3. Bomber Command suffered its first Lancaster loss on February 7, 1942. L7542 joined 44 Squadron at Waddington, but crashed when , the pilot got the wind direction wrong and made an abrupt manoeuvre to correct his error, only to lose control. Luckily, nobody was hurt. Including test-flying for signing off at Woodford, L7542 had a flying life of just six hours.

 

4. A Lancaster called ‘Aries’ was the first British aircraft to fly around the world and later became a pioneer of polar flying.

 

5. The Lancaster design was an improvement upon the twin-engined Avro Manchester bomber. Production, for the most part, was done in Lancashire before final assembly in Cheshire, hence the name of the bomber.

 

6.  Lancasters powered by Bristol Hercules air-cooled radial engines were produced as a result of shortages of Merlin engines, but these proved to be less capable than Merlin-powered versions and therefore the production of the Merlin engine was outsourced to America.

 

7. Over half of the 7,377 Lancasters produced (3,932 of them to be exact), were shot down during the war, at a total cost of £186,770,000 (or £7,397,375,152 in today's money). 

 

8. Weighing 16,738 kg empty, the Lancaster was able to haul an additional 15,014 kg in fuel and bombs.

 

9. Each Lancaster cost between £45,000 and £50,000 each to produce (that's around £2 million in today's money.)

 

10. Killingholme’s 550 Squadron wrote itself into RAF history when three of its Lancasters went on to complete 100 operations. The accolade made ‘Five-Fifty’ one of only three squadrons ever to record a ‘hat-trick’ of centenarians with Avro’s masterpiece.

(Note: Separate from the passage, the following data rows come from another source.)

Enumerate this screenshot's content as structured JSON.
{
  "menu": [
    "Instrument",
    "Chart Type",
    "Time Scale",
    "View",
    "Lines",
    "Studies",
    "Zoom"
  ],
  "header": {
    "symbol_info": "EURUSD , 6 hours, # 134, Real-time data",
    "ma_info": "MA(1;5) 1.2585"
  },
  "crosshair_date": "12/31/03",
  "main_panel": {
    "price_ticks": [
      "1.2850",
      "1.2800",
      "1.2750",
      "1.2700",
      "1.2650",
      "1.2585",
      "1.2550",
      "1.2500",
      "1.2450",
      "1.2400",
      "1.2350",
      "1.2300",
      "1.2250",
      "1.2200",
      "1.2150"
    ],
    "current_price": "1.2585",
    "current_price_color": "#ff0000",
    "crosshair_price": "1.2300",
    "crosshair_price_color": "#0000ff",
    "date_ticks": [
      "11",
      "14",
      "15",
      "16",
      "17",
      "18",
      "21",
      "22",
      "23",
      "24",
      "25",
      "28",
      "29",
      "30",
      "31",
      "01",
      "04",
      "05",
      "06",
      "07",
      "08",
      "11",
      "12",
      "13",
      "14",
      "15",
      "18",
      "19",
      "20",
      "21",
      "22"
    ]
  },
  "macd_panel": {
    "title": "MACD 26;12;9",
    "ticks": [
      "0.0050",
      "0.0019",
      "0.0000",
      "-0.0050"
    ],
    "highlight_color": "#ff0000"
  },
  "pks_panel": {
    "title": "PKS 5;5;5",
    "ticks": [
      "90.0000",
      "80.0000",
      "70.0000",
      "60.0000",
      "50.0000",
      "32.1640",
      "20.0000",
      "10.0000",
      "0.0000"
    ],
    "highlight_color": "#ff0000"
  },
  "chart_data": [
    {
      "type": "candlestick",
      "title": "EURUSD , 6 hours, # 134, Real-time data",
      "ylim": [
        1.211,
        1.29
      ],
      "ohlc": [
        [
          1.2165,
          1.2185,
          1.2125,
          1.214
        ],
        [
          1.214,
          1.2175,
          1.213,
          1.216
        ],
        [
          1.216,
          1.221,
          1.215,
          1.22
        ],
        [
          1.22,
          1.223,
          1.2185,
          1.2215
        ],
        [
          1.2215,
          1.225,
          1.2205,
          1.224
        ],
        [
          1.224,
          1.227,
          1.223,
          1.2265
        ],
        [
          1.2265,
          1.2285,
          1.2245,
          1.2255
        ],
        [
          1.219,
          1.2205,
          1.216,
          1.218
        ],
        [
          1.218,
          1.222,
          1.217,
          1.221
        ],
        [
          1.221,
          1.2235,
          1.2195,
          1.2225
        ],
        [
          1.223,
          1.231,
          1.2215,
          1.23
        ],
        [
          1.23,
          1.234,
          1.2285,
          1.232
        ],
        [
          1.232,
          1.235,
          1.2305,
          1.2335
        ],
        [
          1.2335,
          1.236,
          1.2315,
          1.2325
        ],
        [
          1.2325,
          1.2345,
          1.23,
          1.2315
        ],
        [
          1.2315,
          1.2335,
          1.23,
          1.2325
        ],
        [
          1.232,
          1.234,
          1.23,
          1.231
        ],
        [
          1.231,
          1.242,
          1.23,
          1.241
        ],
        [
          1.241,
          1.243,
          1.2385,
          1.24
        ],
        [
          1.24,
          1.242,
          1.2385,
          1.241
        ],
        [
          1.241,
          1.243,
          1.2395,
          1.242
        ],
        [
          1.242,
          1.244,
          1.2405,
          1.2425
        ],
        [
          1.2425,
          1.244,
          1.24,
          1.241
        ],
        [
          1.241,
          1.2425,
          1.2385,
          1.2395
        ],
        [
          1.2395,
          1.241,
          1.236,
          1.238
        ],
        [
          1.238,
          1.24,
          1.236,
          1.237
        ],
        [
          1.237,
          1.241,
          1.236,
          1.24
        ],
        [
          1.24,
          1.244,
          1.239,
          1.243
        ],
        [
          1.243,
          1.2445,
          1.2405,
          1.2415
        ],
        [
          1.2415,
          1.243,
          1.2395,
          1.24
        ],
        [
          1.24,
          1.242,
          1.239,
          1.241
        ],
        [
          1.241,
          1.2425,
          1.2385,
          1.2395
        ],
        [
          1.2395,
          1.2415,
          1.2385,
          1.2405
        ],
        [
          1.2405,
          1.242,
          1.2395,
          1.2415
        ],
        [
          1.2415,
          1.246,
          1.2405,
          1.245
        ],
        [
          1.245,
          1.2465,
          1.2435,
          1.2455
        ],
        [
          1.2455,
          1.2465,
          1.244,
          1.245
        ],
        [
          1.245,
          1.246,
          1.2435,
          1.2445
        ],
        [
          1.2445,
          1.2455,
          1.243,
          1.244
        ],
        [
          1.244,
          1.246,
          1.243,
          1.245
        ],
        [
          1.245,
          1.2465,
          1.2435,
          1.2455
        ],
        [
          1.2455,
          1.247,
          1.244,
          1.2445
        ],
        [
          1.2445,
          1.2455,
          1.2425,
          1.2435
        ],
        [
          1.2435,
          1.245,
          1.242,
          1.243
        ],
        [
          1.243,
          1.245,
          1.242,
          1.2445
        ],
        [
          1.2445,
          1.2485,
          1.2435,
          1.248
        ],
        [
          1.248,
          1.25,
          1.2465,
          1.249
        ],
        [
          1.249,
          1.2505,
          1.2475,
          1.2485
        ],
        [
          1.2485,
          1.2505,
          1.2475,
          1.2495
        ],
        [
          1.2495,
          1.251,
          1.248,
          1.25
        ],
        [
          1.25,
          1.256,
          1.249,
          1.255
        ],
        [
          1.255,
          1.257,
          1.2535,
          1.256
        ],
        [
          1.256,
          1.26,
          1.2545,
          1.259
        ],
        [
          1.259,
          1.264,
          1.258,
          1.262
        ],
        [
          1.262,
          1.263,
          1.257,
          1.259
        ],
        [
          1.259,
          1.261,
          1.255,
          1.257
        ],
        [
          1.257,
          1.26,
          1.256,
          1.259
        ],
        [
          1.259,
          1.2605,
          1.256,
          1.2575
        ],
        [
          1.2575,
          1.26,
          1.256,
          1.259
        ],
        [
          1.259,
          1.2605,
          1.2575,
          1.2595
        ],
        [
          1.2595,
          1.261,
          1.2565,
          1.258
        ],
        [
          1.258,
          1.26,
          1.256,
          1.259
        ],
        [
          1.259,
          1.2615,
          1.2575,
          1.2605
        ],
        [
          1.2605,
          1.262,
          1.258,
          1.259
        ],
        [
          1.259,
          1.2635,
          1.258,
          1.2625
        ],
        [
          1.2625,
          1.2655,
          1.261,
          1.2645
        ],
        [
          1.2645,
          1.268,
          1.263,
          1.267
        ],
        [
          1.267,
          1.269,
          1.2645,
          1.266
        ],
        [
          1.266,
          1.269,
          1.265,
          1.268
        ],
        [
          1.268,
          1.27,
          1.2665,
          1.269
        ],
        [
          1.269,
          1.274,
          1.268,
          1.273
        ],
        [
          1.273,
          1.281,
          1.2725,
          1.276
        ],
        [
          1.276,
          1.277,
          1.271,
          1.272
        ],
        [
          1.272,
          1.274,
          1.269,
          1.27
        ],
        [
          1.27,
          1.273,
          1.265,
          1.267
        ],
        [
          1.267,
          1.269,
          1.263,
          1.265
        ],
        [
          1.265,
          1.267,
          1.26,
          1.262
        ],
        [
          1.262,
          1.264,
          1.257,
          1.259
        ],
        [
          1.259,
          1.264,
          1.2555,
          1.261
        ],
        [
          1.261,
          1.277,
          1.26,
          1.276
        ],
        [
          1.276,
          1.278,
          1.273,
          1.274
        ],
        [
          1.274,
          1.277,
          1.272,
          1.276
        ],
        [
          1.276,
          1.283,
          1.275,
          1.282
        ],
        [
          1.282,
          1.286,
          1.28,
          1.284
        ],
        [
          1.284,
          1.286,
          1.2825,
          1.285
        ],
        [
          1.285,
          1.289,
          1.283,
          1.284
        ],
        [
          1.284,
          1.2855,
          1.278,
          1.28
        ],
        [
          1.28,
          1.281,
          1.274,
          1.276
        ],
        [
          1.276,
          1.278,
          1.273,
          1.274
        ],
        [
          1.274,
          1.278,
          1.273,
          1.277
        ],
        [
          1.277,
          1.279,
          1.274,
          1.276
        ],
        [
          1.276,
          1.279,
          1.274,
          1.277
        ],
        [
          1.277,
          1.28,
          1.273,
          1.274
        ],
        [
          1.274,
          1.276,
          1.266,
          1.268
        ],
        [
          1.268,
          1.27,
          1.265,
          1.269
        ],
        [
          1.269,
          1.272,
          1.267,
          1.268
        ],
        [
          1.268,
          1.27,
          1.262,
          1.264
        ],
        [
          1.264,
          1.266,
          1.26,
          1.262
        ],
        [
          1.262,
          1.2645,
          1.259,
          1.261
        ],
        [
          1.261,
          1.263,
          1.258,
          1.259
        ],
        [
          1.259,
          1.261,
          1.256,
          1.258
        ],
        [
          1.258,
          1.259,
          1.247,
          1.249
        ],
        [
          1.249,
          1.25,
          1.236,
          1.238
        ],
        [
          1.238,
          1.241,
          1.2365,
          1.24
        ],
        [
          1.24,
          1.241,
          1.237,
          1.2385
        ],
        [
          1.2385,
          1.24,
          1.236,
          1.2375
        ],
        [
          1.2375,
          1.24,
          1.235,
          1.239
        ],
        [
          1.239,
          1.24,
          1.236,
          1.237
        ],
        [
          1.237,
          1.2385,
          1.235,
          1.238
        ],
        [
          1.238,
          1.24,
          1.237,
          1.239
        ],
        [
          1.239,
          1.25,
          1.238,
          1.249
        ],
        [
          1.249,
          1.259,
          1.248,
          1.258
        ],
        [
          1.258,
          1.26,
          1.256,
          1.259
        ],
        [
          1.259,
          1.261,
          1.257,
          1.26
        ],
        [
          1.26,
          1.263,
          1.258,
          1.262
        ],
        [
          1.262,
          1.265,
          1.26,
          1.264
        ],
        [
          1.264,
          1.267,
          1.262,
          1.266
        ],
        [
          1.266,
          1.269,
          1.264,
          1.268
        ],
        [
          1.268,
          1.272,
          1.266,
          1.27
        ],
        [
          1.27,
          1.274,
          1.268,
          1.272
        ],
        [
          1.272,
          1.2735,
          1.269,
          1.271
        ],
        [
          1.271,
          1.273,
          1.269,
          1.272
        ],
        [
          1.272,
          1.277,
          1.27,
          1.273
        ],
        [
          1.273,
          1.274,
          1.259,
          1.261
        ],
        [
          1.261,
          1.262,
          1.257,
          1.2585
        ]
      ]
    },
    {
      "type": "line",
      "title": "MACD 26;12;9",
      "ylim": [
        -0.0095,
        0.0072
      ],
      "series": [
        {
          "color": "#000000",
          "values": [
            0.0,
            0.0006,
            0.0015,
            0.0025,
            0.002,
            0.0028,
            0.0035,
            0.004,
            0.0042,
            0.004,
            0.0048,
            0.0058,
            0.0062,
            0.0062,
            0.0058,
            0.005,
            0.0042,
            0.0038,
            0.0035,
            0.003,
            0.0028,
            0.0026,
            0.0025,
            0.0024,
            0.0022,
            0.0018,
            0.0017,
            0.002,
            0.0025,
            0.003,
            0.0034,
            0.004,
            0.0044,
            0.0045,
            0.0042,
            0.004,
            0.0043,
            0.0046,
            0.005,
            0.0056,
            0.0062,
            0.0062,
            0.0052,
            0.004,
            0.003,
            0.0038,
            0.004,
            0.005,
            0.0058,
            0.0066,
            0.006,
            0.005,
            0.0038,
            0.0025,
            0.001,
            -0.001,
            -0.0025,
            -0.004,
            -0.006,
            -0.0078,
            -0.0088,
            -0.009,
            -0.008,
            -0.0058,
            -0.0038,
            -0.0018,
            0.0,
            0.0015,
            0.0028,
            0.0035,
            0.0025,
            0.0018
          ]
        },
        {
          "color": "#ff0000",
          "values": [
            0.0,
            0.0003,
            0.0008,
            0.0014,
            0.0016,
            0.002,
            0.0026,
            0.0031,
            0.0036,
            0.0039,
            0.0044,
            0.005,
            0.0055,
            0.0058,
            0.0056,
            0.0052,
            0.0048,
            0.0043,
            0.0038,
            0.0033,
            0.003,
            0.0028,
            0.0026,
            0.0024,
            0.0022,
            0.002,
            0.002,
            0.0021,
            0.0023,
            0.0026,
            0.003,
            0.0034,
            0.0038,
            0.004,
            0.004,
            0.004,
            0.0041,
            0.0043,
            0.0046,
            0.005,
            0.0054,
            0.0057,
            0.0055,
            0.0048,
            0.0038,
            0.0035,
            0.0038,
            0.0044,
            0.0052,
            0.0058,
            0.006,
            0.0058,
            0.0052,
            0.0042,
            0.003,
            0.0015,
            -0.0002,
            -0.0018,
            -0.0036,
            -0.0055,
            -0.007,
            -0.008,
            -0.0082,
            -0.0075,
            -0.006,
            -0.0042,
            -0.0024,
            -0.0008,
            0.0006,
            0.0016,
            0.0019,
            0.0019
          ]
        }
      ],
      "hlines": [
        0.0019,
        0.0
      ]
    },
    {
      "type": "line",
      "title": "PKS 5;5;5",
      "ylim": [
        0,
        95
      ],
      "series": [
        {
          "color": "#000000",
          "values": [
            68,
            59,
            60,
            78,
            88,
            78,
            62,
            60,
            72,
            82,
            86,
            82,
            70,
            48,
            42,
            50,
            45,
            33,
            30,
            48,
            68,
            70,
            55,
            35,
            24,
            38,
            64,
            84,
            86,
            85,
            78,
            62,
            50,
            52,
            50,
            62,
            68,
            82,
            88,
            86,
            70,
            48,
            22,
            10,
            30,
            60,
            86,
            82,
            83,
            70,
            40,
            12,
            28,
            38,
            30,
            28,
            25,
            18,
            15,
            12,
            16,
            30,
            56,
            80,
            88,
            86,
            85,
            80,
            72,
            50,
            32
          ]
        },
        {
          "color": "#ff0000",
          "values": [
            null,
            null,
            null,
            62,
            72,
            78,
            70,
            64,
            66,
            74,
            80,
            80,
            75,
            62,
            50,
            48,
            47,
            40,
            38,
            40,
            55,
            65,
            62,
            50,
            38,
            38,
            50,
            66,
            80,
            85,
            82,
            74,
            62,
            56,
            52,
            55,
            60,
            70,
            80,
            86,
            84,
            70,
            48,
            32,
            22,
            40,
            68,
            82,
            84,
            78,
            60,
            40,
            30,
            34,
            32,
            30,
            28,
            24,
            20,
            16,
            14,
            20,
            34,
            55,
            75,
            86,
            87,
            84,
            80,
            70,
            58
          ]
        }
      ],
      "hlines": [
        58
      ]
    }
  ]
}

That accolade would have been an unprecedented fourth but for an instrument failure on the unit’s oldest aircraft.

 

11. Apart from the 683 base model, BAE lists 15 other variants of the Lancaster bomber: 
  • B.1
  • B.1 Special
  • PR.1B1 (photographic reconnaissance)
  • B.1 (FE, modified for the tropics)
  • B.II
  • B.III
  • B.III Special
  • The air-sea rescue variants ASR.III and ASR.3N.III
  • The maritime recon models GR.3 and MR.3
  • The models B.IV, B.VII, B.X, and the B.XV
 
12. At 20,000 feet, temperatures inside the cramped Lancaster could plummet to minus 40, potentially leading to frostbite!

 

13. Avro’s first contract was for 1,070 Lancasters but more soon followed. In fact, the orders for the bomber was too much for Avro and work was contracted out to other companies, such as Armstrong Whitley, Vickers Armstrong and Austin Morris. In all, 7,377 Lancasters were built.

 

14. The Lancaster flew more than 156,000 sorties in World War Two.

 

15. The ‘Grand Slam’ (at 9979 kg) was the heaviest bomb carried in World War Two. Changes had to be made to the design of the Lancaster bomb bay in order to cater to it being able to carry such a large load.

 

16. The Lancaster had eight 0.303 machine guns in various turrets on board.

 

17. Throughout World War Two, the plane dropped a total of 608,000 tons of high explosive bombs and more than 51 million incendiary bombs.

 

18. The Lanc had a ceiling height of 24,500 feet (7470 metres)

 

19. The Lancaster bomber could reach speeds of up to 282 mph (454 km/h) at a weight of 63,000 lb on its four Rolls-Royce Merlin V12 engines.

 

20. The Lancaster was one of the largest bombers in WWII, at 21 metres long and with a wingspan of 31 metres!

 

21. In tons of bombs dropped per aircraft lost, the Lancaster's superior figures were particularly telling of how much better its performance was that its main competitor, the Handley Page Halifax. The Lancaster's average was 107 tons as opposed to 48 for the Halifax for each aircraft lost on operations by the summer of 1943.